Homeowners in southern Stafford County spent Friday assessing damage and clearing limbs and trees from their yards following a powerful storm that roared through the region Thursday evening, bringing heavy rain, hail and high winds.
“There is a possibility there was a tornado,” said Jeremy Geiger, a meteorologist at the National Weather Service office in Sterling. “It hasn’t been confirmed yet.”
The storm initially left thousands of residents without power, which was partially restored for many by midnight. By 1 p.m. Friday, Dominion Energy reported 135 customers near Falls Run Drive and some homes along Truslow Road and near Falmouth Elementary School were still without power, along with much of the Widewater peninsula.
Thursday’s storm came shortly after 6 p.m. in Falmouth and moved along the U.S. 17 corridor. Stafford officials said they received reports of “significant impacts to residential structures” in an area stretching from Truslow Road to Enon Road near U.S. 1. No significant injuries or deaths were reported, but there was property damage.
“Spring Valley, Truslow, Beagle Road, those are the majority of the places that got hit,” said Billy Kelly of Tree Times Tree Service in Stafford. “This is the worst storm locally since Hurricane Isabelle.”
Kelly said had 16 crewmen working as the sun came up Friday. By midday, he said the crew still had a full day of work ahead of them.
“We’ve got 16 claims at homes and we are now on number 9,” said Kelley. “The phone’s been ringing off the hook all day.”
Geiger said two meteorologists from the weather service spent most of Friday in Stafford assessing the aftermath of the storm and gathering photos. He said a detailed report of their findings is expected late Friday or Saturday to determine if a tornado touched down in the area.
“I would say there could be 75, 80 mph winds potentially that went through that area,” said Geiger.
Geiger said winds were clocked at 40 mph at the Stafford Regional Airport around 5:30 p.m., but as the storm progressed, winds rapidly reached strong gusts that ushered in about 1 1/2 inches of heavy rain mixed with hail directly over Falmouth. It all happened quickly.
Ginger Wible, who lives in the 700 block of Truslow Road, had a large tree fall on her home and also had significant damage elsewhere on her property.
“The tree caved in my front door and flipped my husband out of his chair onto the floor,” said Wible, who raises horses and grows Christmas trees on her property.
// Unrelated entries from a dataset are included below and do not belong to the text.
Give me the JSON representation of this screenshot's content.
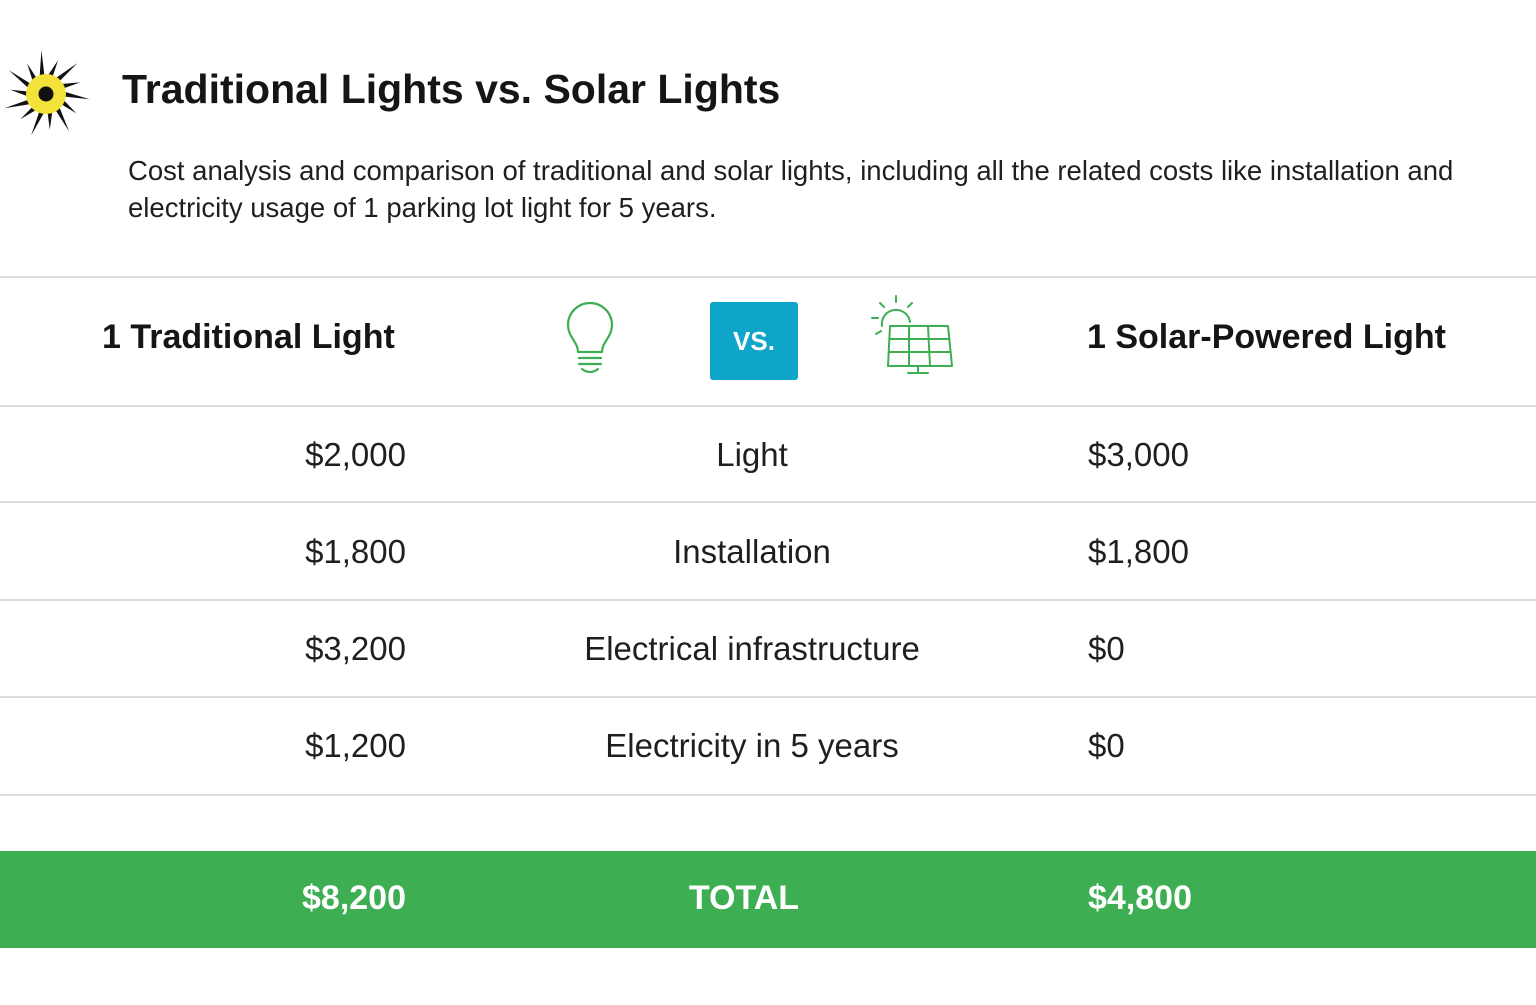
{
  "header": {
    "title": "Traditional Lights vs. Solar Lights",
    "subtitle": "Cost analysis and comparison of traditional and solar lights, including all the related costs like installation and electricity usage of 1 parking lot light for 5 years.",
    "logo_icon": "sun-logo-icon"
  },
  "columns": {
    "traditional": "1 Traditional Light",
    "vs": "VS.",
    "solar": "1 Solar-Powered Light",
    "traditional_icon": "light-bulb-icon",
    "solar_icon": "solar-panel-icon"
  },
  "rows": [
    {
      "traditional": "$2,000",
      "item": "Light",
      "solar": "$3,000"
    },
    {
      "traditional": "$1,800",
      "item": "Installation",
      "solar": "$1,800"
    },
    {
      "traditional": "$3,200",
      "item": "Electrical infrastructure",
      "solar": "$0"
    },
    {
      "traditional": "$1,200",
      "item": "Electricity in 5 years",
      "solar": "$0"
    }
  ],
  "total": {
    "traditional": "$8,200",
    "label": "TOTAL",
    "solar": "$4,800"
  },
  "colors": {
    "accent_green": "#3daf52",
    "vs_badge": "#0ea5c9",
    "icon_green": "#3daf52",
    "logo_yellow": "#f3e23a"
  }
}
“Every single one of our 50-foot Christmas trees are over there on their side,” said Wible. “My 50-foot round-ring for my horses is completely caved in and all of the cushions from my [outdoor] furniture ended up at my neighbors.”
Mike Musatow, who lives near Wible in the 600 block of Truslow Road, discovered he had a mature poplar tree fall through the roof of his detached garage. He said he took all the necessary personal safety precautions before the carnage began.
“I got the warning over my phone, so I took the dog and we went downstairs,” said Musatow. “I was looking out the window and the hail got bigger …. It was like we were underwater, you couldn’t see anything.”
Although he sustained significant property damage, Musatow has a positive outlook on what lies ahead.
“It’s going to take time; it’s just stuff,” said Musatow. “I’m not really worried. It’s just going to be a big pain in the butt.”
Stafford first responders said they had a hectic evening that lasted well into Friday, but kept pace with the flurry of calls that poured in. Fire Chief Joseph Cardello said his crews determined the storm left four Stafford homes uninhabitable, while damage varied at many others.
“The damage path was almost 2 square miles, and that’s pretty significant,” said Cardello. “There’s lots of property damage–sheds, fences, cars were hit with branches and trees—but no one got seriously injured, and there was no loss of life.”
During the storm, Stafford Sheriff’s Major Shawn Kimmitz said the county’s call center fielded nearly 300 emergency 911 calls while deputies responded to seven auto accidents, 13 alarms, a variety of disabled vehicles, traffic light malfunctions and downed trees across travel lanes.
Geiger said cooler temperatures and rain will make their way back to the area over the weekend.
“The next two days, we’ll see temperatures dropping down to the lower 80s, a big change of pace compared to the last month,” said Geiger. “On Sunday, from morning until early afternoon, we could get some steady rain.”